We hypothesized that the most suitable approach to implement this method, which may provide sensitivity to tissue injury, in the clinical setting is through the use of a hand-held probe configuration. The use of the signal ratio enables this implementation by providing a normalization method to account for signal changes independent of metabolic activity. Specifically, Figs. 4 and 5 show that probe-tissue distance and angle, as well as tissue hydration state (all which are factors independent of kidney metabolic state), affect the autofluorescence signal under 355 nm excitation of a non-contact fiber optic probe system. However, the results indicate that the signal ratio normalization method can adequately resolve this problem and isolate the changes related to metabolism. We hypothesize that the similar response under either excitation as the tissue hydrates (Fig. 4) may be an indication of a change in the scattering properties of the tissue. The ratio method may potentially partially compensate for NADH signal change due to change in tissue temperature, such as occurs during organ hypothermic preservation and rewarming, since fluorophores in general increase in quantum efficiency and therefore in intensity at lower temperatures. Similarly, change in the pH known to take place during tissue injury can affect the fluorescence efficiency of tissue fluorophores. However, further study is necessary to measure whether the effect of changing temperature and pH influences the measured signal under each excitation wavelength. In the signal response shown in Fig. 6, the initial increase in NADH signal was not recorded due to low sampling frequency.
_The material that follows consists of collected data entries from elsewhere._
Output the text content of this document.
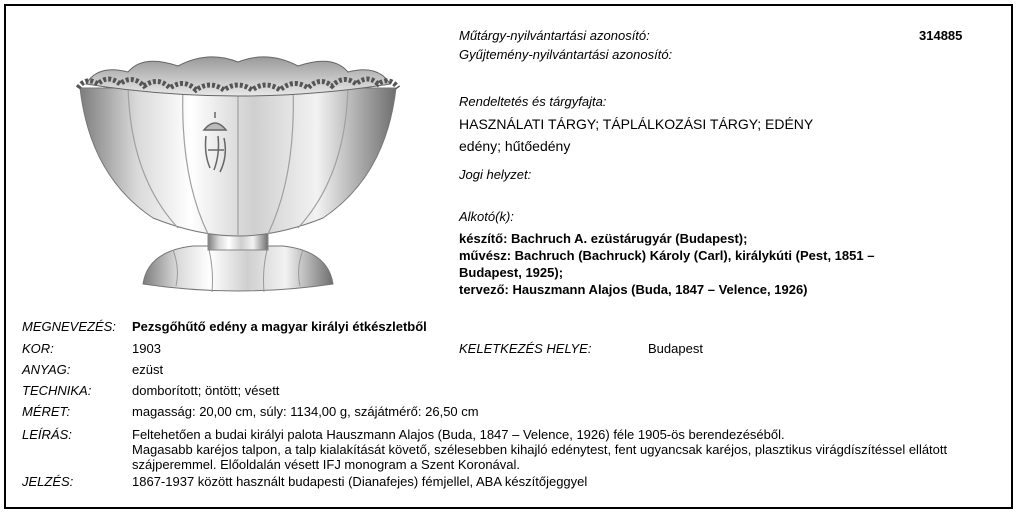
Műtárgy-nyilvántartási azonosító:	314885
Gyűjtemény-nyilvántartási azonosító:
Rendeltetés és tárgyfajta:
HASZNÁLATI TÁRGY; TÁPLÁLKOZÁSI TÁRGY; EDÉNY
edény; hűtőedény
Jogi helyzet:
Alkotó(k):
készítő: Bachruch A. ezüstárugyár (Budapest);
művész: Bachruch (Bachruck) Károly (Carl), királykúti (Pest, 1851 –
Budapest, 1925);
tervező: Hauszmann Alajos (Buda, 1847 – Velence, 1926)
MEGNEVEZÉS: Pezsgőhűtő edény a magyar királyi étkészletből
KOR:	1903	KELETKEZÉS HELYE:	Budapest
ANYAG:	ezüst
TECHNIKA:	domborított; öntött; vésett
MÉRET:	magasság: 20,00 cm, súly: 1134,00 g, szájátmérő: 26,50 cm
LEÍRÁS:	Feltehetően a budai királyi palota Hauszmann Alajos (Buda, 1847 – Velence, 1926) féle 1905-ös berendezéséből.
Magasabb karéjos talpon, a talp kialakítását követő, szélesebben kihajló edénytest, fent ugyancsak karéjos, plasztikus virágdíszítéssel ellátott
szájperemmel. Előoldalán vésett IFJ monogram a Szent Koronával.
JELZÉS:	1867-1937 között használt budapesti (Dianafejes) fémjellel, ABA készítőjeggyel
The main concern of using 266 nm excitation on living human tissue is its phototoxicity. However, recent experimental results by our group [unpublished] suggest that in a human kidney, the 266 nm excitation light is largely confined to the renal capsule, a ~100 μm protective membrane surrounding a human kidney, consisting primarily of structural components such as collagen and elastin and not metabolites as found in the cortex. This confinement is expected to advance the use of 266 nm to correct for non-metabolic changes in signal in human kidneys. By keeping exposure times and total power low, in particular reducing the intensity at 266 nm to a minimal level, accepted dose limits can be met in this design [14]. In addition, a modification can be made in a future clinical design to allow probe use in vivo in the presence of ambient light and background noise. By modulating the excitation at a frequency different from that of the ambient noise, a lock-in-amplifier stage can be included in signal detection where the amplifier separates and amplifies the desired signal. Also, a larger number of collection fibers can be used to increase signal collection efficiency.